Tessa Jowell wearing pioneering £240,000-a-year skull cap to treat her brain cancer

Tessa Jowell was wearing the skull cap during her Lords speech, which moved onlookers to tears - PA
Tessa Jowell was wearing the skull cap during her Lords speech, which moved onlookers to tears - PA

Dame Tessa Jowell has revealed she is wearing a £240,000-a-year skull cap which fires electrical pulses into her brain to treat her cancer.

The Labour peer and former Culture Secretary, who was diagnosed with an aggressive brain tumour last year, said she was wearing the pioneering device when she made her passionate speech about her condition in the House of Lords in January.

The skull cap has been provided on a test basis by the NHS, with the costs covered by the manufacturer, US firm Novacare.

However, at its current price the device is considered too expensive to be routinely offered and paid for by the health service.

The skull cap carries an array of electrodes that fire minute electrical currents into the tumour to halt the growth of cancer cells.

Dame Tessa used her Lords speech, which moved onlookers to tears, to make an impassioned call for patients to have better access to experimental treatments.

Now it has been established she herself is testing a new treatment, Optune, in an attempt to defeat her condition,  a malignant glioblastoma multiforme tumour or GBM.

The high-grade tumour - which caused her to have powerful seizures - has since been removed and she has received the standard treatment of chemo- and radiotherapy, which typically has a poor prognosis.

How does chemotherapy work?
How does chemotherapy work?

GBM strikes 4,000 people in England every year and the average survival rate is little more than a year.

Dame Tessa has a rare mutant form of the disease that fails to respond to chemotherapy.

Whilst not a cure, Optune has dramatically improved the five-year survival rate for those who have tried it.

A clinical trial of 700 people showed that 43 per cent patients receiving Optune electrode therapy alongside the chemotherapy drug temozolomide were still alive after two years compared to 30 percent of patients treated with temozolomide alone.
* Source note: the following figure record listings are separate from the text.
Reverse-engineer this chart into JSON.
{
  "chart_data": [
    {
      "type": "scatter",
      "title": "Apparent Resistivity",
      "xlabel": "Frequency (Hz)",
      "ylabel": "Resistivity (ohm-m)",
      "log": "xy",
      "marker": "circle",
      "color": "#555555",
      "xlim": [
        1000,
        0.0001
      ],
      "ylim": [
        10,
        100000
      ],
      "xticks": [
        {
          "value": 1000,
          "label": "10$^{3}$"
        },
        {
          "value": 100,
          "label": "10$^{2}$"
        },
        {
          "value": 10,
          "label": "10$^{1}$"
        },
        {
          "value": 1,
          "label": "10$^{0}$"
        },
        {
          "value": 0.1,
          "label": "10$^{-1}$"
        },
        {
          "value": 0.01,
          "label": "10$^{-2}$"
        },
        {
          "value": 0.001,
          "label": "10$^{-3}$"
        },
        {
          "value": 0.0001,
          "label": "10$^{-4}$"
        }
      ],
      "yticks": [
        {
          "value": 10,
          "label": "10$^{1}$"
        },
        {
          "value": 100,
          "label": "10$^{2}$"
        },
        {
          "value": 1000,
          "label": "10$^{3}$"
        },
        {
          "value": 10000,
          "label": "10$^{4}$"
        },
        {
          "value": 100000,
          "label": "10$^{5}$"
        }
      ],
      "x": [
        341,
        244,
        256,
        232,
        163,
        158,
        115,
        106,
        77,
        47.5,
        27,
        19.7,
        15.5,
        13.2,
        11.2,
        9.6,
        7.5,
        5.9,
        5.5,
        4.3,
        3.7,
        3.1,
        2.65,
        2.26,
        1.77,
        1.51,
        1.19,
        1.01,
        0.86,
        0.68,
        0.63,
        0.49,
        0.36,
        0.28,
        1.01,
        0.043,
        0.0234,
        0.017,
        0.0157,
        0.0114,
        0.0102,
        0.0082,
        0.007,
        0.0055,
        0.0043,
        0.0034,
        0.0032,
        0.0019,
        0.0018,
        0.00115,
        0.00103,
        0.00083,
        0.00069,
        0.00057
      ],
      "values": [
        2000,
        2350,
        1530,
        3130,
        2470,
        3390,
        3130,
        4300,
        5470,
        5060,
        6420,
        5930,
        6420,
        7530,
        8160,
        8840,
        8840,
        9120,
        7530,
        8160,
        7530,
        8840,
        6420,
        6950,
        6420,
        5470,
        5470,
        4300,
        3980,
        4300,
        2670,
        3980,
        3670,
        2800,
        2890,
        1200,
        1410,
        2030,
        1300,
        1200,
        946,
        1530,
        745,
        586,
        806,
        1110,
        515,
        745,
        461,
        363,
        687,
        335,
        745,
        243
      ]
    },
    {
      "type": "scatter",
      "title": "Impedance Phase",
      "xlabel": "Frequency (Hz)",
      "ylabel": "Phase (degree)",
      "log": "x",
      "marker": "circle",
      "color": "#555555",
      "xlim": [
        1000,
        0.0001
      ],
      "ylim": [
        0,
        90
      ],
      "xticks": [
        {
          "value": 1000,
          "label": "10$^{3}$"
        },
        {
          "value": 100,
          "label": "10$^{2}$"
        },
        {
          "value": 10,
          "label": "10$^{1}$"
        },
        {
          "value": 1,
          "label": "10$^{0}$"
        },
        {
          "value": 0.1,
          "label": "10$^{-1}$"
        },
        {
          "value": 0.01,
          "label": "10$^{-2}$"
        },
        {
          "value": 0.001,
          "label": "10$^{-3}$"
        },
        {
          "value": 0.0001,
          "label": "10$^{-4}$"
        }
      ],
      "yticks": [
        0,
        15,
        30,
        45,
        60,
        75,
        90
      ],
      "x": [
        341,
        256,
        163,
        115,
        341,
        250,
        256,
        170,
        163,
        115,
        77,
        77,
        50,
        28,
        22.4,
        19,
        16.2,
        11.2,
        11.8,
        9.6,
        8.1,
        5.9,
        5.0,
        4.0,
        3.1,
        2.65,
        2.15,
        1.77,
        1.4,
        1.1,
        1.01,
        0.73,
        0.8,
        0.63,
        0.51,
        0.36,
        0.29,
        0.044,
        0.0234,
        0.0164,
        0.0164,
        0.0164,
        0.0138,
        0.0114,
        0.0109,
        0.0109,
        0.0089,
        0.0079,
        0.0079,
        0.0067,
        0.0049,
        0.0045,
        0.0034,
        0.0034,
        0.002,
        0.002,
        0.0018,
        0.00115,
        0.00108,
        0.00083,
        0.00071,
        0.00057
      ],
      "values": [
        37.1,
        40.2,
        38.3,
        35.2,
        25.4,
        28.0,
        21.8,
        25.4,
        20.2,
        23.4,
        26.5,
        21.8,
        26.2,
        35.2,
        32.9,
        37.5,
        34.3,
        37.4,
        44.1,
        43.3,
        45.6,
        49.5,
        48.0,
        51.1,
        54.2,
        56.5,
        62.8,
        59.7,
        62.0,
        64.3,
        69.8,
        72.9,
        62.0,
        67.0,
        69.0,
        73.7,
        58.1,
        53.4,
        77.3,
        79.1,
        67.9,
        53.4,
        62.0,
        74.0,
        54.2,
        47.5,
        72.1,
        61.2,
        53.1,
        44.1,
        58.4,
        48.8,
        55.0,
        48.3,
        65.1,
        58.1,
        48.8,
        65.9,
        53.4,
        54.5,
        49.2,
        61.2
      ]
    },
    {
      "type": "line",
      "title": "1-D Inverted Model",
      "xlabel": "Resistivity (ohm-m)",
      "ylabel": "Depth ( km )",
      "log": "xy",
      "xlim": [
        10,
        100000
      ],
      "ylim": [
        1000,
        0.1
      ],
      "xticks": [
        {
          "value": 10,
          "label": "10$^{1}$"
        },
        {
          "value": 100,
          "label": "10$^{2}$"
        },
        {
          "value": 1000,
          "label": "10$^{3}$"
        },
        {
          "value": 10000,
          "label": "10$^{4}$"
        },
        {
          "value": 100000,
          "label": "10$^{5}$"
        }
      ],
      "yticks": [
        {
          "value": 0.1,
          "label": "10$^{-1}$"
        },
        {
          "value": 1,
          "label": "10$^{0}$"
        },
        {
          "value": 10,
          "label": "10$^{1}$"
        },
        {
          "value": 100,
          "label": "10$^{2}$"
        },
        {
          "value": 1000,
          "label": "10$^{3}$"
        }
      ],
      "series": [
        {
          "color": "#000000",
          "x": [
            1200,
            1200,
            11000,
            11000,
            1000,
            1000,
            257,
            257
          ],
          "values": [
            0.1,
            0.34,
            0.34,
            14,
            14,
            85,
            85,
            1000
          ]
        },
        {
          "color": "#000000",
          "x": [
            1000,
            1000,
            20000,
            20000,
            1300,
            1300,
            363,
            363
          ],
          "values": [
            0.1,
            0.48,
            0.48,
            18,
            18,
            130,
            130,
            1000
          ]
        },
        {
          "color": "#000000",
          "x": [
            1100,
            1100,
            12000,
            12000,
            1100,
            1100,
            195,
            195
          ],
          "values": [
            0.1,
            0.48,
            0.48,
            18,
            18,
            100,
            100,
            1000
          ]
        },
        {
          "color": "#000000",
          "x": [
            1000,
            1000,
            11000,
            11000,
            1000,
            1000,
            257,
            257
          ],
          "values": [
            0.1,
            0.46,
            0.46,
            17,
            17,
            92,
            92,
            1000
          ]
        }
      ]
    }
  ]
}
At five years, the survival rate was 13 percent compared to 5 percent.

Dr Matt Williams, the neuro-oncologist who is treating the Labour peer at London’s Charing Cross Hospital, said: “The device would cost  £20,000 a month to rent, if we were paying for it.

“The ceramic electrodes that are attached to the scalp have to be changed every three days and we need the help of company staff who currently fly in from their European base in Switzerland.

“For the NHS to take it on board, we would have to pare down the costs.

“It takes up a lot clinic time and stretches our resources. We want to use it but we have to find a more economic model of treatment.”